血糖値が下がったとき、冷や汗、動悸、手の震え、強い空腹感などが現れることがあります。食事のタイミングと関連する場合は注意が必要です。
体重の増加は体温調節の負荷を高め、発汗量に影響することがあります。
薬剤によるもの
一部の薬剤には、副作用として発汗の増加が知られているものがあります。抗うつ薬、解熱鎮痛薬、ホルモン製剤などが挙げられることがあります。服用開始や変更の時期と発汗の増加が重なっている場合は、処方元の医師にご相談ください。自己判断での中止は避けましょう。
そのほか
感染症、神経系の疾患、一部の腫瘍性疾患などでも発汗の増加がみられることがあります。発熱、体重減少、強い倦怠感、寝汗が続くといった症状を伴う場合には、内科での確認が優先されます。
片側だけ汗が出るケース
「顔の左半分だけ汗をかく」「食事のときに片側の頬から汗が出る」といった、明らかな左右差がある発汗は、原発性とは異なる機序が考えられます。
たとえば、耳の前あたりの手術や外傷のあとに、食事の刺激で同じ側の頬や耳の前が発汗・紅潮する状態が知られています(フライ症候群・耳介側頭神経症候群)。
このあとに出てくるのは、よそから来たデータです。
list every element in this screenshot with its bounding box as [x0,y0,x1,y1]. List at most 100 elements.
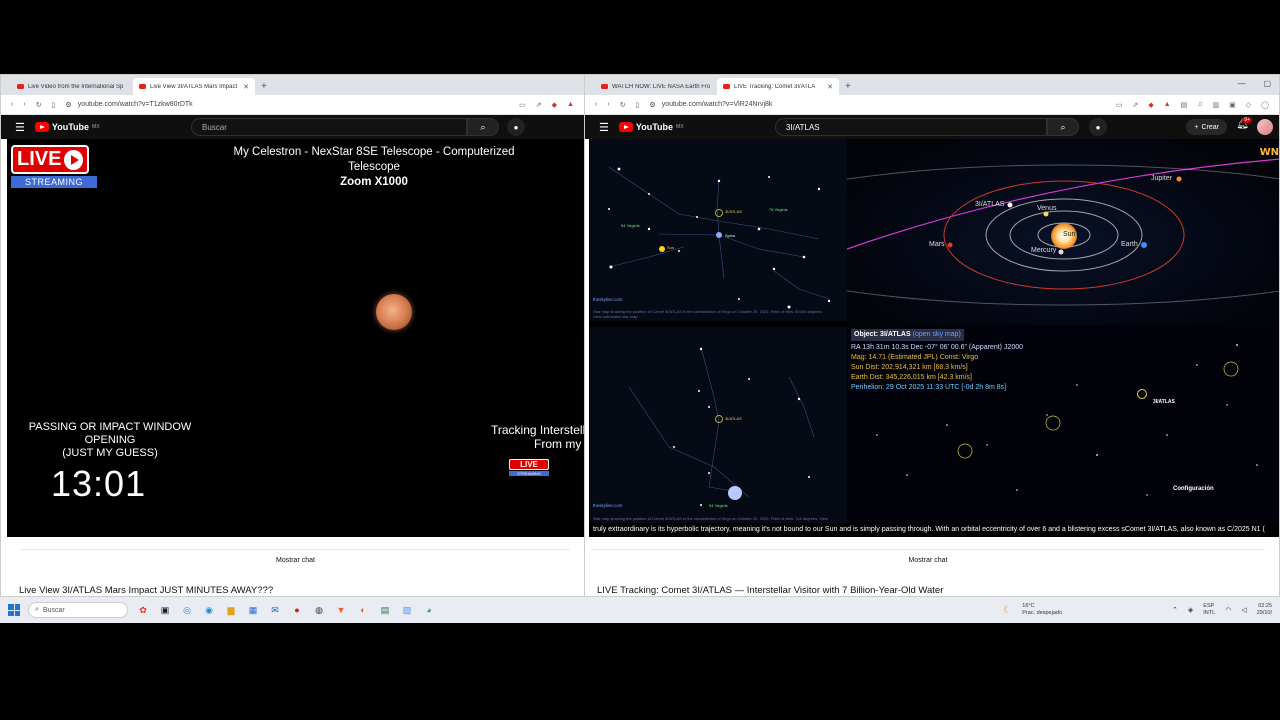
rewards-icon[interactable]: ▲ [567,101,574,109]
media-app-icon[interactable]: ● [290,603,304,617]
plus-icon: + [1194,123,1199,131]
site-info-icon[interactable]: ⚙ [649,101,655,109]
weather-temp: 16°C [1022,603,1035,609]
video-title: LIVE Tracking: Comet 3I/ATLAS — Interste… [597,585,944,596]
notifications-button[interactable]: 🔔︎ 9+ [1236,117,1252,130]
open-sky-map-link[interactable]: (open sky map) [913,331,961,338]
youtube-favicon-icon [723,84,730,89]
search-button[interactable]: ⌕ [467,118,499,136]
extension-icons: ▭ ⇗ ◆ ▲ ▤ ♫ ▥ ▣ ◇ ◯ [1116,101,1269,109]
youtube-logo[interactable]: YouTube MX [618,122,684,132]
url-field[interactable]: ⚙ youtube.com/watch?v=T1zkw80rDTk [65,101,509,109]
wifi-icon[interactable]: ◠ [1225,606,1231,614]
avatar[interactable] [1257,119,1273,135]
voice-search-button[interactable]: ● [1089,118,1107,136]
youtube-logo[interactable]: YouTube MX [34,122,100,132]
close-tab-icon[interactable]: ✕ [243,83,249,91]
forward-icon[interactable]: › [23,101,25,108]
share-icon[interactable]: ⇗ [1132,101,1138,109]
vpn-icon[interactable]: ◇ [1246,101,1251,109]
search-input[interactable]: Buscar [191,118,467,136]
tab-title: LIVE Tracking: Comet 3I/ATLA [734,83,816,90]
url-field[interactable]: ⚙ youtube.com/watch?v=VlR24Nrvj8k [649,101,1105,109]
edge-browser-icon[interactable]: ◉ [202,603,216,617]
reload-icon[interactable]: ↻ [620,101,626,109]
wallet-icon[interactable]: ▣ [1229,101,1236,109]
search-button[interactable]: ⌕ [1047,118,1079,136]
cast-icon[interactable]: ▭ [519,101,526,109]
cast-icon[interactable]: ▭ [1116,101,1123,109]
forward-icon[interactable]: › [607,101,609,108]
brave-shield-icon[interactable]: ◆ [552,101,557,109]
orbit-label-earth: Earth [1121,241,1138,248]
show-chat-button[interactable]: Mostrar chat [21,549,570,571]
back-icon[interactable]: ‹ [11,101,13,108]
search-input[interactable]: 3I/ATLAS [775,118,1047,136]
excel-icon[interactable]: ▤ [378,603,392,617]
create-button[interactable]: + Crear [1186,119,1227,135]
live-label: LIVE [11,145,89,174]
rewards-icon[interactable]: ▲ [1164,101,1171,109]
volume-icon[interactable]: ◁ [1241,606,1246,614]
maximize-icon[interactable]: ▢ [1263,79,1271,88]
tab-international-space-station[interactable]: Live Video from the International Sp [11,78,133,95]
chart-label-star: Spica [725,233,736,238]
chart-caption-link[interactable]: View interactive star map [593,314,843,319]
object-info-panel: Object: 3I/ATLAS (open sky map) RA 13h 3… [851,329,1023,393]
bookmark-icon[interactable]: ▯ [636,101,640,109]
task-view-icon[interactable]: ▣ [158,603,172,617]
tab-live-tracking-comet[interactable]: LIVE Tracking: Comet 3I/ATLA ✕ [717,78,839,95]
voice-search-button[interactable]: ● [507,118,525,136]
sidebar-icon[interactable]: ▤ [1181,101,1188,109]
keyboard-layout: INTL [1203,610,1216,616]
new-tab-icon[interactable]: + [255,78,273,95]
taskbar-search-input[interactable]: ⌕ Buscar [28,602,128,618]
star-chart-zoomed: 3I/ATLAS 94 Virginis theskylive.com Star… [589,327,847,523]
reload-icon[interactable]: ↻ [36,101,42,109]
logo-text: YouTube [51,122,90,132]
weather-widget[interactable]: 16°C Prac. despejado [1022,603,1062,617]
store-icon[interactable]: ▦ [246,603,260,617]
site-info-icon[interactable]: ⚙ [65,101,71,109]
music-icon[interactable]: ♫ [1197,101,1202,109]
video-title: Live View 3I/ATLAS Mars Impact JUST MINU… [19,585,274,596]
windows-start-icon[interactable] [8,604,20,616]
show-chat-button[interactable]: Mostrar chat [591,549,1265,571]
hamburger-menu-icon[interactable]: ☰ [15,121,25,134]
chart-label-atlas: 3I/ATLAS [725,416,742,421]
weather-icon[interactable]: ☾ [1003,605,1012,616]
chevron-up-icon[interactable]: ⌃ [1172,606,1178,614]
clock[interactable]: 02:25 29/10/ [1257,603,1272,617]
chrome-icon[interactable]: ◕ [422,603,436,617]
tab-live-view-atlas[interactable]: Live View 3I/ATLAS Mars Impact ✕ [133,78,255,95]
dell-icon[interactable]: ◍ [312,603,326,617]
share-icon[interactable]: ⇗ [536,101,542,109]
hamburger-menu-icon[interactable]: ☰ [599,121,609,134]
copilot-icon[interactable]: ◎ [180,603,194,617]
profile-icon[interactable]: ◯ [1261,101,1269,109]
chart-label-sun: Sun [667,245,675,250]
new-tab-icon[interactable]: + [839,78,857,95]
page-below-video: Mostrar chat LIVE Tracking: Comet 3I/ATL… [585,537,1279,596]
mini-streaming-text: STREAMING [509,471,549,476]
file-explorer-icon[interactable]: ▆ [224,603,238,617]
brave-shield-icon[interactable]: ◆ [1148,101,1153,109]
tab-nasa-earth[interactable]: WATCH NOW: LIVE NASA Earth Fro [595,78,717,95]
configuration-button[interactable]: Configuración [1173,486,1214,492]
close-tab-icon[interactable]: ✕ [827,83,833,91]
mail-icon[interactable]: ✉ [268,603,282,617]
video-player[interactable]: 3I/ATLAS Sun 76 Virginis 54 Virginis Spi… [589,139,1279,537]
chart-label-star: 76 Virginis [769,207,788,212]
network-icon[interactable]: ◈ [1188,606,1193,614]
passing-line: PASSING OR IMPACT WINDOW [28,421,192,433]
video-player[interactable]: LIVE STREAMING My Celestron - NexStar 8S… [7,139,584,537]
language-indicator[interactable]: ESP INTL [1203,603,1215,617]
minimize-icon[interactable]: — [1237,79,1245,88]
widgets-icon[interactable]: ✿ [136,603,150,617]
reading-list-icon[interactable]: ▥ [1213,101,1220,109]
back-icon[interactable]: ‹ [595,101,597,108]
firefox-icon[interactable]: ◐ [356,603,370,617]
photos-icon[interactable]: ▨ [400,603,414,617]
brave-browser-icon[interactable]: ▼ [334,603,348,617]
bookmark-icon[interactable]: ▯ [52,101,56,109]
これは、切断された神経が再生する過程で、唾液分泌の指令が汗腺へつながってしまうことで起こると説明されています。片側性の発汗がある場合は、その経緯(手術歴・外傷歴の有無)を含めて医師にお伝えください。
医療機関ではどのように確認するのか
診察では、おおむね次のような流れで状態を整理していきます。
- 問診/いつから、どの部位に、どのような状況で汗が出るのか。睡眠中はどうか。家族歴はあるか。他の症状や服用中の薬はあるか。生活へどの程度支障が出ているか。
- 視診・発汗の程度の確認/実際の発汗の状態や部位、左右差の有無を確認します。
- 必要に応じた検査/続発性が疑われる場合には、血液検査などによって背景の確認が行われることがあります。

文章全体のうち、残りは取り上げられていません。